A composite bar of uniform cross-section is made of $25\, cm$ of copper, $10\, cm$ of nickel and $15\, cm$ of aluminium with perfect thermal contacts. The free copper end of the rod is at $100^{\circ} C$ and the free aluminium end is at $0^{\circ} C$. If $K_{ Cu }=2 K_{ Al }$ and $K_{ Al }=3\, K_{ Ni }$, then the temperatures of $Cu-Ni $ and $Ni-Al $ junctions are respectively, (Assume no loss of heat occurs from the sides of the rod, $K$ -thermal conductivity).

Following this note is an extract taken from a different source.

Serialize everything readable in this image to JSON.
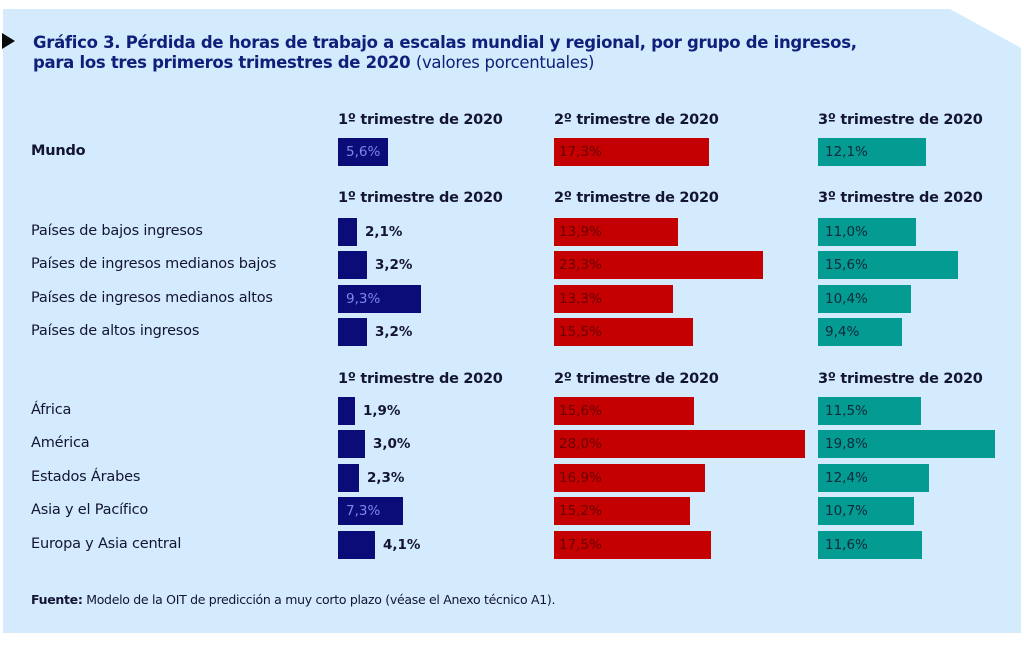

• A. $82.3{ }^{\circ} C , 31.3^{\circ} C$
• B. $78.3^{\circ} C , 26.1^{\circ} C$
• C. $70^{\circ} C , 23.3^{\circ} C$
• D. $90.3^{\circ} C , 30.1^{\circ} C$

Answer 1

Answer: (B)

Heat transfer, $\frac{\Delta Q}{\Delta t}=\frac{K A\left(T_{1}-T_{2}\right)}{L}$
or $\frac{K_{ Cu }(A)\left(100-T_{1}\right)}{25}=\frac{K_{ Ni }(A)\left(T_{1}-T_{2}\right)}{10}=\frac{K_{ Al }(A)\left(T_{2}\right)}{15}$
$\because K_{ Cu }=2 K_{ Al }$ and $K_{ Al }=3 K_{ Ni }$
$\therefore \frac{2 K_{ Al }(A)\left(100-T_{1}\right)}{25}=\frac{K_{ Al }(A)\left(T_{2}\right)}{15}$
$\Rightarrow 6 T_{1}+5 T_{2}=600\,\,\,...(i)$
$\Rightarrow \frac{K_{ Ni }(A)\left(T_{1}-T_{2}\right)}{10}=\frac{3 K_{ Ni }(A)\left(T_{2}\right)}{15}$
$\Rightarrow T_{1}=3 T_{2}\,\,\,...(i)$
From Eqs. (i) and (ii), we get
$T_{2}=26.08^{\circ} C$
$T_{1}=78.26^{\circ} C $
Hence, the temperature of $Cu-Ni$ and $Ni - Al$ junctions are respectively, $78.26^{\circ}$ and $26.08^{\circ} C$.